Pretti portava una pistola, cosa legale in Minnesota, e non ci sono prove che stesse cercando di usare la sua arma. Il filmato della sua morte sembra mostrarlo disarmato pochi secondi prima che gli sparassero e lo uccidessero.
Il voltafaccia di Miller, riportato per la prima volta dalla CNN, è arrivato dopo che la Casa Bianca ha rifiutato di difendere la sua retorica e Trump parzialmente fatto marcia indietro chiamando i leader democratici del Minnesota, ritirando un piccolo numero di agenti ICE dallo stato e mandando il suo zar di confine Tom Homan sostituirà il comandante della Border Force Greg Bovino.
Durante un viaggio in Iowa martedì, ora degli Stati Uniti, Trump ha detto che era sua intenzione “allentare” la situazione a Minneapolis, dove due americani sono stati uccisi da agenti federali questo mese, e le proteste contro l’ICE continuano a infuriare.
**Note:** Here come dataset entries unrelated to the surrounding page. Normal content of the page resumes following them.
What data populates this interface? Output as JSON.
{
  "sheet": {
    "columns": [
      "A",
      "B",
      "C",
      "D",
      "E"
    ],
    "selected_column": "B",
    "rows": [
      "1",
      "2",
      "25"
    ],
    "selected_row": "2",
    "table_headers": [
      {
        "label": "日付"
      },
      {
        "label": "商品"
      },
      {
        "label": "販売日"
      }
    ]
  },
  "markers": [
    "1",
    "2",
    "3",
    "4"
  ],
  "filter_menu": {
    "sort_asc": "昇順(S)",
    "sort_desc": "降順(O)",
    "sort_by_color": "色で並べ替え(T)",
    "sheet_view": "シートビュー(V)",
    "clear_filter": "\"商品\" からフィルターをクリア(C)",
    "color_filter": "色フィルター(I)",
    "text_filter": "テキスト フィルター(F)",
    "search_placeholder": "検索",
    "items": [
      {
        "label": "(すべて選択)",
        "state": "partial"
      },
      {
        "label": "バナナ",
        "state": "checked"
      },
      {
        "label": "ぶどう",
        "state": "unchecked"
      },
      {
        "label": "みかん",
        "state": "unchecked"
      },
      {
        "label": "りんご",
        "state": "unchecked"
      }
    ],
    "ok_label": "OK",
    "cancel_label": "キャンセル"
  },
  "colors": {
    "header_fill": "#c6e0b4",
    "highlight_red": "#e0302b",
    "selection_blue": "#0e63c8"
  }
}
Trump ha anche irritato la lobby delle armi dichiarando nuovamente che Pretti non avrebbe dovuto portare un’arma da fuoco mentre osservava e affrontava gli agenti della polizia di frontiera.
“Non puoi avere armi, non puoi entrare con le armi”, ha detto Trump. “Non puoi farlo. È un incidente davvero spiacevole.”
Dudley Brown, presidente della National Association for Gun Rights, ha affermato che Trump “aveva semplicemente torto”.
“Anche se siamo d’accordo che non puoi interferire con le forze dell’ordine, hai assolutamente il diritto di portare con te gli strumenti di autodifesa mentre protesti legalmente. In effetti, questo è proprio il tipo di luogo in cui esercitare tale diritto conta di più”, ha detto.
“Sfortunatamente, questa non è solo una dichiarazione errata da parte del presidente; riflette un problema più ampio con i messaggi di altri funzionari amministrativi di alto rango.”
Anche la National Rifle Association ha contestato le osservazioni di Trump. “L’NRA crede inequivocabilmente che tutti i cittadini rispettosi della legge abbiano il diritto di detenere e portare armi ovunque abbiano il diritto legale di essere”, ha affermato.